Крепко зажмурившись, я постаралась оглохнуть. Чужой ботинок поддел мой локоть. Не больно. Они вообще били не сильно, скорее, унизительно. Больше трепали морально. Кружили, как хищные птицы, бросали оскорбления, издевались. Но я знала, что надо делать.
Терпеть. Терпеть. Вдохнуть. Выдохнуть. Снова терпеть.
– Э! – Зычный возглас прорезал холодный воздух, и что-то изменилось.
Коршуны забили крыльями. Заволновались.
– Э, Макар, вы что творите? – суровый мальчишеский голос заставил вздрогнуть и меня. – Это же девчонка.
– Это детдомовская шушера.
– Мы девчонок не трогаем, других шугай. Вон их сколько.
«Их» было и правда много, стояли у забора и тоже наблюдали. Среди них я тоже была чужая, защищать меня им не было резона. Для этих – детдомовская, а для тех – домашняя. Где я была на самом деле? В холодной луже. Думаю, так.
– Кир, да че ты, это шваль.
– Скройся.
– Кир.
– Я сказал, скройся! И остальных забери.
И они ушли. Вот так просто. Оставили добычу недоеденной. Недостаточно растоптанной.
Я открыла глаза. Между своих рук смотрела на мокрый асфальт. Ушли? Все ушли? Белые кроссовки появились в моем узком поле зрения. Неестественно белые. Все вокруг серое, с чего им быть такими яркими?
– Живая?
Я молчала. Лежала в луже. Это мое место.
Он присел на корточки и потянул меня за грязный рукав куртки.
– Вставай.
Его голос уже сломался. В нем сквозили повелительные и немного ленивые нотки. Я села. Вроде бы это компромисс. Бросила на него затравленный взгляд. Широкое лицо, высокие скулы, зеленые, чуть раскосые глаза. Из-под шапки, лихо сдвинутой на затылок, торчали русые волосы. Не то чтобы светленький, не то чтобы темненький. Он был пугающим, но я не боялась.
– Хочешь бесплатный совет? Выкупи главного и бей первая.
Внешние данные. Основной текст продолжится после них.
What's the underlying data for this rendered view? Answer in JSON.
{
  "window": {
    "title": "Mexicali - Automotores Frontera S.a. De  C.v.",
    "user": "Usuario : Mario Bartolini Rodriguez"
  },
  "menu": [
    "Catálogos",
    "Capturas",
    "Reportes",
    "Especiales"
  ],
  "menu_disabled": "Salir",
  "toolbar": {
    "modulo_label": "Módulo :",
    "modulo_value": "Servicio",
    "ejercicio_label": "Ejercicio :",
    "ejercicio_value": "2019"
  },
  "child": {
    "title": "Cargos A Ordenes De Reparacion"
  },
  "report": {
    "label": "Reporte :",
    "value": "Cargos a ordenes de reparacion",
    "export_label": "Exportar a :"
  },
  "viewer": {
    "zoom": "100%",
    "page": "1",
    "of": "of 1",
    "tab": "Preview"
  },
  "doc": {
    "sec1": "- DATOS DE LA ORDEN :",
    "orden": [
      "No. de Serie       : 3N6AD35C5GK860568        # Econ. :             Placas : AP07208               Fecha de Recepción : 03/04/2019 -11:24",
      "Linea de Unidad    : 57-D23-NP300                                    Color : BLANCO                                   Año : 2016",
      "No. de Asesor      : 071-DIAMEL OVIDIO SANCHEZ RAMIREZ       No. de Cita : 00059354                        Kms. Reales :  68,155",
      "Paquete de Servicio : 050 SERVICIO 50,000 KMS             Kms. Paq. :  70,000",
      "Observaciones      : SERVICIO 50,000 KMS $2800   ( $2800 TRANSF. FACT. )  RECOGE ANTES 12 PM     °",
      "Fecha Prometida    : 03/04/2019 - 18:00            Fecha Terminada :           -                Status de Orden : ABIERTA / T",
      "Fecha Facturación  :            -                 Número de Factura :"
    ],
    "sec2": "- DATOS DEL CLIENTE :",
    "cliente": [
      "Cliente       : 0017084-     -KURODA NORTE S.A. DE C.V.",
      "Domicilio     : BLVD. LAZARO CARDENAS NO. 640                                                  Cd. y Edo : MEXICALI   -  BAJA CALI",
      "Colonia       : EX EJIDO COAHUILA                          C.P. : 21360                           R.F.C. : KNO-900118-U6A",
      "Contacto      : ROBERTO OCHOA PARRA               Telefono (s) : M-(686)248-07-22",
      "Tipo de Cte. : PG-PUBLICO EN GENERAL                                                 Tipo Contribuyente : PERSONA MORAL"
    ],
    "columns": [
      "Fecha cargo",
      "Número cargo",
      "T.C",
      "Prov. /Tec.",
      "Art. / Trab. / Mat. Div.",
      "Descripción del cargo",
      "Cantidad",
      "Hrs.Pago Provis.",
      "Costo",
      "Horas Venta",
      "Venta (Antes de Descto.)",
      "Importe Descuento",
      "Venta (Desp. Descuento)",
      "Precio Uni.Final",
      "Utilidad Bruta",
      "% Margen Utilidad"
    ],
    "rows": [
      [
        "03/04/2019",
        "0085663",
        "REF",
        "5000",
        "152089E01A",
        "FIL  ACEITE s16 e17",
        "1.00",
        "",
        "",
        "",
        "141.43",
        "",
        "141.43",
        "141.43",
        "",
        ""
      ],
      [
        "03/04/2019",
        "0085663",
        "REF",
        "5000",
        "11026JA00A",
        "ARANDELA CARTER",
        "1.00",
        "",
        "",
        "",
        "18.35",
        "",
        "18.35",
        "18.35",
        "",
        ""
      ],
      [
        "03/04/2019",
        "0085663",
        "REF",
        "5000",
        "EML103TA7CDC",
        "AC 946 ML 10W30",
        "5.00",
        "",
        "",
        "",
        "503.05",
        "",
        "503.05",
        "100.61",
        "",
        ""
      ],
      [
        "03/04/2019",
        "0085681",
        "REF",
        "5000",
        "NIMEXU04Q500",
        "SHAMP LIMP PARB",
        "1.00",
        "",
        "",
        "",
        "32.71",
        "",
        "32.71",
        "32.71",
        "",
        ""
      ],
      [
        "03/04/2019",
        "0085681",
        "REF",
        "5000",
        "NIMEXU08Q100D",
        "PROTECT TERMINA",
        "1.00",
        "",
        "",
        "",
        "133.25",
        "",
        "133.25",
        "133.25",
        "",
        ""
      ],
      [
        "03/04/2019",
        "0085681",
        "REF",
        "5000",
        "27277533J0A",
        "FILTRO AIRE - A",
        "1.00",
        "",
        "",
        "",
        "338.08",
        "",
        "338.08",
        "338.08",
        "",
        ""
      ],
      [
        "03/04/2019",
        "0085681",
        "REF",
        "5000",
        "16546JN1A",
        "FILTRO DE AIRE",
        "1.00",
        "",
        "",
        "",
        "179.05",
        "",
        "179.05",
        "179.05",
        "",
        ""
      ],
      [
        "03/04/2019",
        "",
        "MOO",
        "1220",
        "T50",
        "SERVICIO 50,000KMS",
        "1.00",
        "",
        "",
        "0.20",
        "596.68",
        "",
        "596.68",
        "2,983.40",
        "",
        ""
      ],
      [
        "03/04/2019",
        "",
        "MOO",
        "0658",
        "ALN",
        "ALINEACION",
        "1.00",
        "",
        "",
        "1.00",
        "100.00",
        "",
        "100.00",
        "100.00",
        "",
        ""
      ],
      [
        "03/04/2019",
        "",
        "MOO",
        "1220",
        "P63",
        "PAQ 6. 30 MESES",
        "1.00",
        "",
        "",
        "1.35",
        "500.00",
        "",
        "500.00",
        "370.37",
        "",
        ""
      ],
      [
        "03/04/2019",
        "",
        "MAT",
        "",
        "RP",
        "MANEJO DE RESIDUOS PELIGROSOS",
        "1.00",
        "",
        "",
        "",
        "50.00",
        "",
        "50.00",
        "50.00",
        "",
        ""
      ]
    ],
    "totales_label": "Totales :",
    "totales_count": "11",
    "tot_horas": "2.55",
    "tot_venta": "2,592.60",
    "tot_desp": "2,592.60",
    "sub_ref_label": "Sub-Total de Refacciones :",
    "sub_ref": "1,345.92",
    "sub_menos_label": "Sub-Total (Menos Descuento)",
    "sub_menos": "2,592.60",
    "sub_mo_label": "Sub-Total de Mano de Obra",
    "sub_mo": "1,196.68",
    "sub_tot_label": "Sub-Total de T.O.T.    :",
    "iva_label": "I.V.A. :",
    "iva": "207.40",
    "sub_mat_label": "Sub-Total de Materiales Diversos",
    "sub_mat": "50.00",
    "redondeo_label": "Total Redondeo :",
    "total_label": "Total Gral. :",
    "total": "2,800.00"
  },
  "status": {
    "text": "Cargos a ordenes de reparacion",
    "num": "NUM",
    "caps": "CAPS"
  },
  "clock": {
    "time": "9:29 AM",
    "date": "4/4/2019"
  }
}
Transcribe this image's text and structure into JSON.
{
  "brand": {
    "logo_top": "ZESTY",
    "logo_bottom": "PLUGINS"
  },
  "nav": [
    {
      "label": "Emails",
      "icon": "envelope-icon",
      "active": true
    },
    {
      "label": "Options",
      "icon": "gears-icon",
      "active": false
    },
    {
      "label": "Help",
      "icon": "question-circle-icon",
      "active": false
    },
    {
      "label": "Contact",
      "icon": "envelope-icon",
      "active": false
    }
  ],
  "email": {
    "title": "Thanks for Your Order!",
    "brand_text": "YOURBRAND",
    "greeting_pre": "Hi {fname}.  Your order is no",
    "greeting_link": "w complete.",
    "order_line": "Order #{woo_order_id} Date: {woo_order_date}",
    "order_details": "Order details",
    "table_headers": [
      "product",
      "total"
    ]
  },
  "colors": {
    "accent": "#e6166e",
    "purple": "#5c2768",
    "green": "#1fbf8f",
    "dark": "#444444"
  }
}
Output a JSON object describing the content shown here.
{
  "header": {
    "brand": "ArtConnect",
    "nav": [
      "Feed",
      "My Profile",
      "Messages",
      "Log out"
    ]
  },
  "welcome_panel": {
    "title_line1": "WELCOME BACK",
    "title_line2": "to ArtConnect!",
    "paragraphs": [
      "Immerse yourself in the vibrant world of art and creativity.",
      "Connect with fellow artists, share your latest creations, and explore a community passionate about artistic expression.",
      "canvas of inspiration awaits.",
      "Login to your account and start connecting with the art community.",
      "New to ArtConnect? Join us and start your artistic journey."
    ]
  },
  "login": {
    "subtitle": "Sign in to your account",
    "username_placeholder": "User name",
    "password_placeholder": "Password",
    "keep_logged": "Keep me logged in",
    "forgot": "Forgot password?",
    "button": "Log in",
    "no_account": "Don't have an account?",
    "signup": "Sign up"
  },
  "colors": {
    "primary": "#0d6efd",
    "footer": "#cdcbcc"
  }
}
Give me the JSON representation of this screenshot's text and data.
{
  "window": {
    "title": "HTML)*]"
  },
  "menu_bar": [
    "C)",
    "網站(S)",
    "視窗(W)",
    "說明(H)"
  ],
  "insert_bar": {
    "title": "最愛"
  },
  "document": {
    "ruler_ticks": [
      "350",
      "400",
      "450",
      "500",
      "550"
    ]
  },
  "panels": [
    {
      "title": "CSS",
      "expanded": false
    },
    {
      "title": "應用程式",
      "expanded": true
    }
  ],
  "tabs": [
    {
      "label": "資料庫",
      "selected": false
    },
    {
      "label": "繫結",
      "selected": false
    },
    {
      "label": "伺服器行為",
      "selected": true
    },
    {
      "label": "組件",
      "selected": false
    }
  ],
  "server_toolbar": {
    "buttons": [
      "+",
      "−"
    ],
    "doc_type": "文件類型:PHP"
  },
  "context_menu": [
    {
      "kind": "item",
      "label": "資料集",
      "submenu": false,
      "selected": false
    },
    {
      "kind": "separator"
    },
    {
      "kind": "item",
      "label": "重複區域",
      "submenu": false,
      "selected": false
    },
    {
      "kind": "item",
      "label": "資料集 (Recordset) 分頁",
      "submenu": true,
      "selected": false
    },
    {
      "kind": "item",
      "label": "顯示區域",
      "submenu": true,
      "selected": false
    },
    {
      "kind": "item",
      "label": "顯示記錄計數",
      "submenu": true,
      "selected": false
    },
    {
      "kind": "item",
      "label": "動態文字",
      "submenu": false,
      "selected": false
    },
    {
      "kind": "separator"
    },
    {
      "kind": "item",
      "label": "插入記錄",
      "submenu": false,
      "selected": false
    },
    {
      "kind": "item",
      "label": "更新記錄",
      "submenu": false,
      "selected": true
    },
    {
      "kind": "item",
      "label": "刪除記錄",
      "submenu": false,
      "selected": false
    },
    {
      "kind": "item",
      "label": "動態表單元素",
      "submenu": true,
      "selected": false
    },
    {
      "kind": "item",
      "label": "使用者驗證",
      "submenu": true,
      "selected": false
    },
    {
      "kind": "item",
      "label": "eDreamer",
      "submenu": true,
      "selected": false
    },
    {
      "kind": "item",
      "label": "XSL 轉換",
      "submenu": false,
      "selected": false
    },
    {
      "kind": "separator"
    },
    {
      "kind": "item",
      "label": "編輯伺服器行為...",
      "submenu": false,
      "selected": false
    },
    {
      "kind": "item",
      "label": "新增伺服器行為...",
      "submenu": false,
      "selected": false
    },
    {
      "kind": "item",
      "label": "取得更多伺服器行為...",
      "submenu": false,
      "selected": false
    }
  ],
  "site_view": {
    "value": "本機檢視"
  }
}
Тогда тебя не тронут.
Урок номер раз.
Глава 1
Я стою перед зеркалом и накручиваю свои синие волосы утюжком. Вообще-то он для того, чтобы выпрямлять, но я научилась еще и делать локоны. Ловкость рук и никакого мошенничества. Волосы завиваются и подпрыгивают, едва касаясь плеч. Я вчера подстригла себя сама. Ничего сложного, если внимательно посмотреть пару обучалок.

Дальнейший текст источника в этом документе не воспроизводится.